Introduction to the practice of statistics
Chapter 6: Introduction to inference
Statistical inference draws conclusions about a population or process from sample data. It also
provides a statement of how much confidence we can place in our conclusions.
Types of statistical inference:
1. Confidence intervals: estimating the value of a population parameter.
2. Tests of significance: assess the evidence for a claim.
Formal inference emphasizes substantiating our conclusions via probability calculations.
Sampling distributions of statistic: what would happen if we used the inference method many times.
6.1: Estimating with confidence
The sample mean (x-gemiddeld) is the natural estimator of the unknown population mean (mu).
Unbiasedness of an estimator concerns the center of its sampling distribution, but questions about
variation are answered by looking at its spread.
Confidence interval= estimate +/- margin of error
Two important things about a confidence interval are common to all settings:
1. It is an interval of the form (a,b), where a and b are numbers computed from the sample
data.
2. It has a property called a confidence level that gives the probability of producing an interval
that contains the unknown parameter.
A level C confidence interval for a parameter is an interval computed from sample data by method
that has probability C of producing an interval containing the true value of the parameter.
Margin of error: m= z* x sd/wortel n
Confidence interval= x gemiddeld +/- m
Reducing a too large margin of error:
- Use a lower level of confidence (smaller C)
- Choose a larger sample size (larger n)
- Reduce standard deviation
Sample size for desired margin of error: n= (z* x sd/m)2
Z*: hoe kleiner C, hoe kleiner z*, hoe smaller het BHI.
Standaarddeviatie: hoe kleiner de standaarddeviatie, hoe smaller het BHI.
N: hoe groter n, hoe kleiner sd/wortel n, hoe smaller het BHI.
6.2: Tests of significance
Null hypothesis (H0): the statement being tested in a test of significance. The test of significance is
designed to assess the strength of the evidence against the null hypothesis.
- H0: there is no difference in the population means.
- H0: the difference in population means is zero.
, Alternative hypothesis (Ha): the statement we hope or suspect is true instead of H 0.
- Ha: the population means are not the same.

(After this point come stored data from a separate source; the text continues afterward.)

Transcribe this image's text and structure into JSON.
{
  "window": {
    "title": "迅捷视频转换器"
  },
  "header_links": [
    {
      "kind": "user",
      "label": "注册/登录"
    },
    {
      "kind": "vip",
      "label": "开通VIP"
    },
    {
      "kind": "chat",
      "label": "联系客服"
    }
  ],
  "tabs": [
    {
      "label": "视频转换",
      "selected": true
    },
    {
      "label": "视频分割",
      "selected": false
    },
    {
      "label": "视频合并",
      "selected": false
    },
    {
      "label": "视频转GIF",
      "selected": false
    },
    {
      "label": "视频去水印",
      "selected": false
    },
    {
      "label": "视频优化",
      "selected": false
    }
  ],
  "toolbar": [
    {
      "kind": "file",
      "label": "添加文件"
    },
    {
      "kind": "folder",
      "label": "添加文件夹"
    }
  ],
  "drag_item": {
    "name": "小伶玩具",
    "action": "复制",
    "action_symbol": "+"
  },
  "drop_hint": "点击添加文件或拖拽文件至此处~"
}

- Ha: the difference in population means is not zero.
H0 and Ha are parameters.
Test statistic: measures compatibility between the null hypothesis and the data.
Test statistic= estimate – hypothesized value
standard deviation of the estimate
P-value: the probability, assuming H0 is true, that the test statistic would take a value as extreme or
more extreme than that actually observed. The smaller the P-value, the stronger the evidence
against H0 provided by the data.
Significance level: when we choose alpha=0,05, we are requiring that the data give evidence against
H0 so strong that it would happen no more than 5% of the time when H 0 is true.

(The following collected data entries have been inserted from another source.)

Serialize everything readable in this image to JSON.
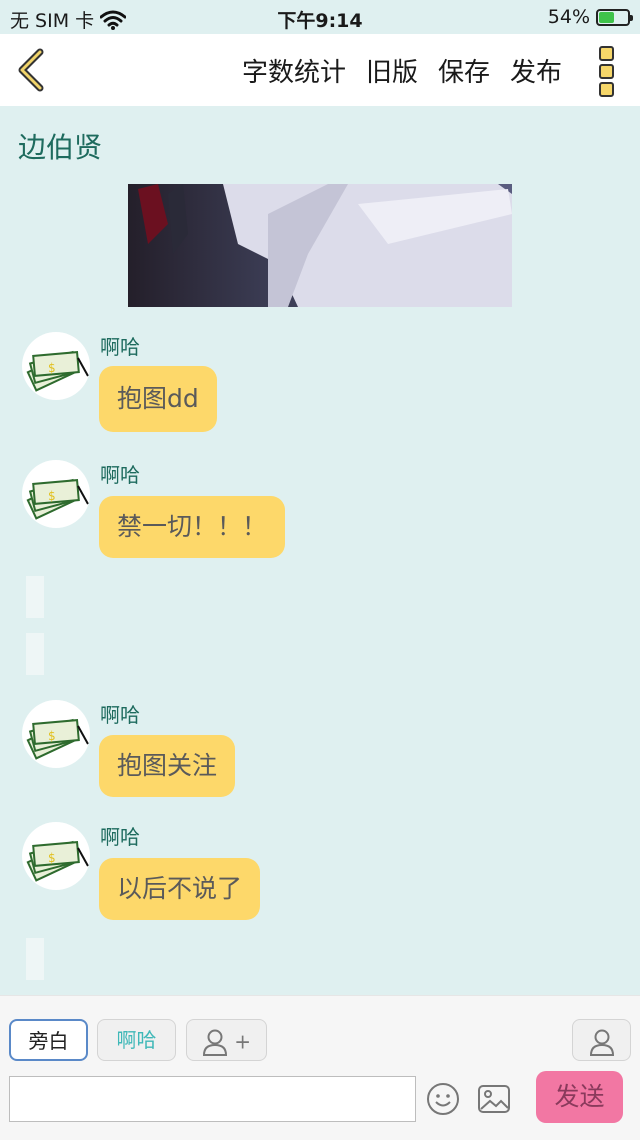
{
  "status": {
    "carrier": "无 SIM 卡",
    "time": "下午9:14",
    "battery_percent": "54%",
    "battery_level": 0.54
  },
  "nav": {
    "back_icon": "chevron-left-icon",
    "actions": [
      "字数统计",
      "旧版",
      "保存",
      "发布"
    ],
    "more_icon": "more-vertical-icon"
  },
  "chat": {
    "title": "边伯贤",
    "messages": [
      {
        "sender": "啊哈",
        "text": "抱图dd"
      },
      {
        "sender": "啊哈",
        "text": "禁一切！！！"
      },
      {
        "sender": "啊哈",
        "text": "抱图关注"
      },
      {
        "sender": "啊哈",
        "text": "以后不说了"
      }
    ]
  },
  "composer": {
    "roles": {
      "narrator": "旁白",
      "aha": "啊哈",
      "add_plus": "+"
    },
    "input_placeholder": "",
    "send_label": "发送"
  },
  "colors": {
    "background": "#dff0f0",
    "bubble": "#fdd86a",
    "name_text": "#1e6b5e",
    "send_button": "#f277a3"
  }
}
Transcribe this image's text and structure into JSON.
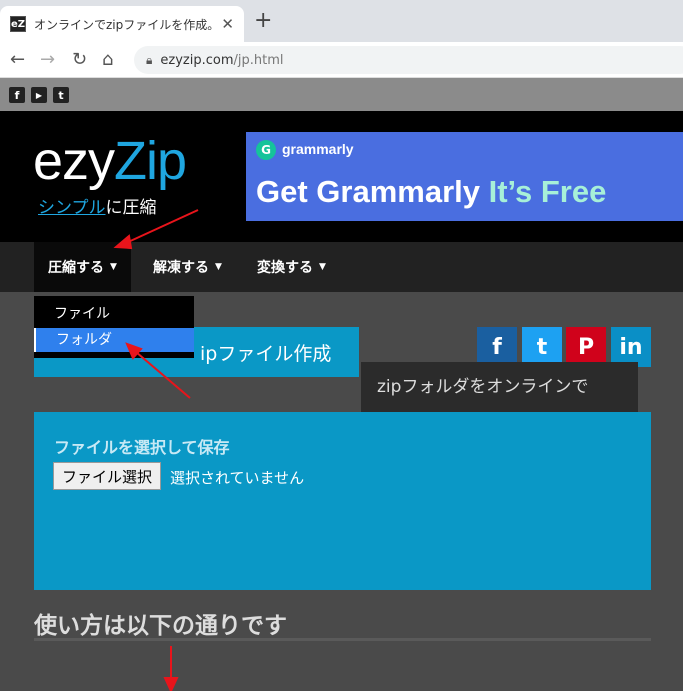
{
  "browser": {
    "tab_title": "オンラインでzipファイルを作成。高速、",
    "tab_favicon": "eZ",
    "close_glyph": "✕",
    "new_tab_glyph": "+",
    "url_domain": "ezyzip.com",
    "url_path": "/jp.html"
  },
  "social_strip": {
    "icons": [
      "f",
      "▶",
      "t"
    ]
  },
  "header": {
    "logo_prefix": "ezy",
    "logo_zip": "Zip",
    "tagline_link": "シンプル",
    "tagline_rest": "に圧縮"
  },
  "ad": {
    "brand": "grammarly",
    "logo_glyph": "G",
    "headline_main": "Get Grammarly ",
    "headline_free": "It’s Free"
  },
  "nav": {
    "items": [
      {
        "label": "圧縮する"
      },
      {
        "label": "解凍する"
      },
      {
        "label": "変換する"
      }
    ],
    "caret": "▼"
  },
  "dropdown": {
    "items": [
      {
        "label": "ファイル"
      },
      {
        "label": "フォルダ"
      }
    ]
  },
  "main": {
    "title": "ipファイル作成",
    "tooltip": "zipフォルダをオンラインで",
    "share": [
      {
        "glyph": "f",
        "color": "#1a5fa0"
      },
      {
        "glyph": "t",
        "color": "#1da1f2"
      },
      {
        "glyph": "P",
        "color": "#d0021b"
      },
      {
        "glyph": "in",
        "color": "#0a8fc6"
      }
    ],
    "upload_label": "ファイルを選択して保存",
    "file_button": "ファイル選択",
    "file_status": "選択されていません",
    "howto_heading": "使い方は以下の通りです"
  }
}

If the P-value is as small or smaller than alpha, we say that the data are statistically significant at level
alpha.
Four steps common to all tests of significance are as follows:
1. State the null hypothesis H0 and the alternative hypothesis Ha. The test is designed to assess
the strength of the evidence against H0; Ha is the statement that we will accept if the
evidence enables us to reject H0.
2. Calculate the value of the test statistic on which the test will be based. This statistic usually
measures how far the data are from H0. Z= (x gemiddeld – mu0)/(sigma/wortel n)
3. Find the P-value for the observed data. This is the probability, calculated assuming that H 0 is
true, that is the test statistic will weigh against H 0 at least as strongly as it does for these
data. Table A
4. State a conclusion. Choose a significance level alpha, how much evidence against H0 you
regard as decisive. If the P-value is less than or equal to alpha, you conclude that the
alternative hypothesis is true; if it is greater than alpha, you conclude that the data do not
provide sufficient evidence to reject the null hypothesis.
A two-sided test at significance level alpha can be carried out directly from a confidence interval with
confidence level C= 1 – alpha.
Critical value: a value z* with a specified area to its right under the standard Normal curve.
6.3: Use and abuse of tests
Ha is the research hypothesis asserting that some effect or difference is present. The null hypothesis
H0 says that there is no effect or no difference. A low P-value represents good evidence that the
research hypothesis is true.
When a null hypothesis can be rejected at the usual level alpha=0,05, there is good evidence that an
effect is present. That effect, however, can be extremely small. When large samples are available,
even tiny deviations from the null hypothesis will be statistically significant.
Statistical significance is not the same as practical significance. Statistical significance rarely tells us
about the importance of the experimental results.